Secondly, if Indigo or other insurance disruptors succeed in picking off some of your lowest-risk, most desirable physicians with better individual rates, then the economics of your institutional malpractice pool could erode. I’m not an insurance specialist, but I think that’s the kind of scenario that CFOs might want to start modeling.

An AI Upside for Malpractice Costs?

Stepping back to think more broadly about AI and malpractice insurance, I do see a chance that policy costs will decline as the industry learns to account for widespread adoption of AI tools. As I said, I’m not an insurance expert, and this is not my original analysis. Instead, my thinking was spurred by an interview in STAT’s AI Prognosis newsletter.

Health tech reporter Brittany Trang spoke with Jared Kaplan, the Indigo CEO, about coming changes in malpractice underwriting. When physicians are armed with AI scribes, chart review, and diagnostic tools, Kaplan believes that error rates will come down, leading to fewer malpractice claims and lower premiums. Coming from someone who actually sets premiums, that’s a bold prediction.

Something similar is already happening in auto insurance, he noted, where Tesla drivers can lower their premiums by 50% when using Full Self Driving mode. The underwriters at Lemonade, a fintech insurance company, looked at Tesla’s safety data and concluded, essentially, that FSD technology made human drivers less prone to mistakes and thus less likely to file expensive claims.

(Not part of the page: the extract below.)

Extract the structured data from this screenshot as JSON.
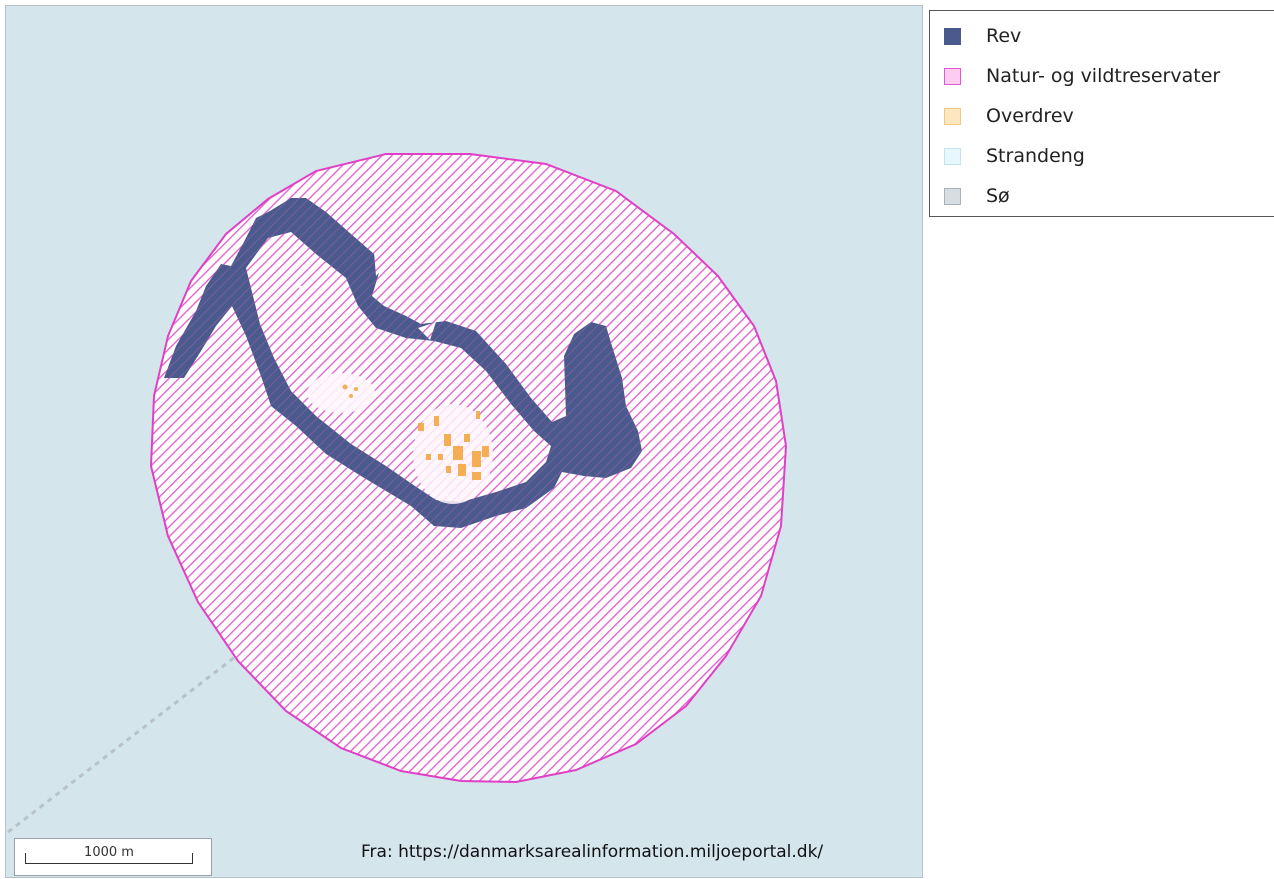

Kaplan says there is “no question” in his mind that the same scenario will play out in healthcare: “Errors and omissions will go down in medical offices and therefore medical malpractice insurance should get less costly over time.”

That won’t happen overnight, of course, but it’s worth keeping in mind as you do your cost-benefit analysis on potential AI investments. For now, there are two steps worth considering:

  • Audit whether your malpractice policies cover AI-assisted care scenarios, as legacy policy language likely predates these scenarios.
  • Begin documenting safety and error-reduction outcomes data for AI clinical tools, as this will become negotiating currency with malpractice carriers within the next several years.
Conclusion

Artificial intelligence should eventually allow health systems to save money on their medical malpractice expenses – but the risk of near-term disruption can’t be ignored.

If you’ve been thinking of your group malpractice coverage as a kind of “golden handcuffs” for keeping physicians in their employment contracts, it might be worth dusting off your provider recruitment and retention strategy for a fresh look.